After a palm strike to the nose of an attacker, "step two is the groin strike," followed by a blow to any of the other vulnerable spots on an attacker's body.

In addition to practicing basic moves with the women, Weed taught them how to use any item in a pocketbook as a weapon. She also reminded women that they could be themselves while still being alert and cautious.

"I won't teach you not to wear high heels, but I will teach you to take one off and use it as a weapon if you need to," Weed said.

Weed believes in the ability of women to defend themselves if they have the correct training.

"There is nothing more dangerous than a pissed off woman," Weed said. Along theses lines, she said that "fear can make you quite the badass." Intuition, fear, and anxiety work together during an attack, and women need to act on their intuition and take advantage of the physical power that fear instills in them, Weed said.

Weed acknowledged that most men are harmless and good-natured, but women still need to be prepared for the sociopaths who exist.

"I want to applaud all the good guys out there. It just happens that there are a few bad apples," she said.

Amy Kurtz '06 said she brought the Girls Fight Back program to Dartmouth because she too was personally touched by Shannon McNamara's tragic death. Kurtz was friends with McNamara's younger sister during high school.

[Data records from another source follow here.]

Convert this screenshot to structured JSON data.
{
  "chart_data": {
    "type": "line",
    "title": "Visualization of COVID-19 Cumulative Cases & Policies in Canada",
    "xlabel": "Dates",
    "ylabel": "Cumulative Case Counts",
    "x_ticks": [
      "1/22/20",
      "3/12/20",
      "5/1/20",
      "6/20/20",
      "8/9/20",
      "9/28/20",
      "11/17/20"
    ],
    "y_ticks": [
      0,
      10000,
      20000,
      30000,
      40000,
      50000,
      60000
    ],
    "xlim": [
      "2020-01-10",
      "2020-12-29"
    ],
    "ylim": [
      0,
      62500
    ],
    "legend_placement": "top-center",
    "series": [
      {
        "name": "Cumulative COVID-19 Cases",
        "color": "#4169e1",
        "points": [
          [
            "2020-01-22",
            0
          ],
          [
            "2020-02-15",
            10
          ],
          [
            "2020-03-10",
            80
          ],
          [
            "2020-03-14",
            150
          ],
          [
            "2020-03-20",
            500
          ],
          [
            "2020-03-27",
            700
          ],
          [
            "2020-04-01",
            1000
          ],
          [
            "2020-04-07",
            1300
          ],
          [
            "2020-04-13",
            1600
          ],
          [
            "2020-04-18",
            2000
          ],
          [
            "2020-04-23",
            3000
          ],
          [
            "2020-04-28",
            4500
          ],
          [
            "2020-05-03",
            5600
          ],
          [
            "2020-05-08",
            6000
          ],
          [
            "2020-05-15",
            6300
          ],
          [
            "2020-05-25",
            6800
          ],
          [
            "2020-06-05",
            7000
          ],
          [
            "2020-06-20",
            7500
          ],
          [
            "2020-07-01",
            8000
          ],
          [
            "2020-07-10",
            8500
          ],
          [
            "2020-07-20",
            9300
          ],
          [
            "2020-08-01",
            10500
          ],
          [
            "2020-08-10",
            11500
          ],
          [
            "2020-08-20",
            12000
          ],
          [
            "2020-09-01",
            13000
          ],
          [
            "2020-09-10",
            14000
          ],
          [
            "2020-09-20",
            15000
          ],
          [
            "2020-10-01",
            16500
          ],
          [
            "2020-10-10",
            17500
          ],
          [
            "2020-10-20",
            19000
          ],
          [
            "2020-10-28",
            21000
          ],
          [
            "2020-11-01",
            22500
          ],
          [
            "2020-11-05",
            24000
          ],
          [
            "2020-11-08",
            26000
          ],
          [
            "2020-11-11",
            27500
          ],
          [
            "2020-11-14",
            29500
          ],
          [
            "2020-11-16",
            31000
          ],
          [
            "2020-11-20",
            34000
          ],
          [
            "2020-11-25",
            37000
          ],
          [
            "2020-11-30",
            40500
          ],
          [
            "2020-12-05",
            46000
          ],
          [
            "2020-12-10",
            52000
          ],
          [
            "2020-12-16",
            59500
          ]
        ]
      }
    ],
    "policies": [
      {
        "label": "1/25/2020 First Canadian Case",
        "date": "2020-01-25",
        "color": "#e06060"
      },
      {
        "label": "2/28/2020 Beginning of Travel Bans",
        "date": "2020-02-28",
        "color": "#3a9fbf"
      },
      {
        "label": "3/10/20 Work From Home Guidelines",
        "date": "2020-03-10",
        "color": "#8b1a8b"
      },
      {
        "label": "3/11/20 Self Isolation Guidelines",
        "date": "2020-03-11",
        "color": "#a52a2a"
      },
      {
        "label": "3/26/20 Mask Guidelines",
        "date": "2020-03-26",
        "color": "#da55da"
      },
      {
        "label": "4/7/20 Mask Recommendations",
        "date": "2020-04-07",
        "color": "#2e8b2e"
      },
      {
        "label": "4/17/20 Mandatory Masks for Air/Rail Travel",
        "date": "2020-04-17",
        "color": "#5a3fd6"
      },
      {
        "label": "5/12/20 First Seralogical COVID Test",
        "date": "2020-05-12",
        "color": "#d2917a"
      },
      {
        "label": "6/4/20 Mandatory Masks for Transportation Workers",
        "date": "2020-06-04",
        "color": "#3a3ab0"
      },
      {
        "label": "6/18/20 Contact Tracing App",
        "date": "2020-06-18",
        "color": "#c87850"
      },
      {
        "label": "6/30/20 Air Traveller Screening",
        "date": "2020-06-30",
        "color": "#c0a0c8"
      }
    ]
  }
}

"I think it is important for all women to be informed about sexual assault and violence, and a part of that education, along with many other things, is self-defense," Kurtz said.

Some participants felt that one of Weed's most important messages was that many rapes are acquaintance rapes, and women need to be prepared to protect themselves against friends as well as strangers.

"I think self-defense is really important; I took Rage Aggression Defense. I think the empowerment is the most important thing, knowing you have the power to speak up," Robin Rathmann-Noonan '05 said.

The audience remained engaged and active throughout Weed's presentation, and giggles and laughter often echoed through the Commonground in response to her light-hearted nature and relaxed tone of voice.

"I thought it was both funny and informative," Liz Allen '06 said.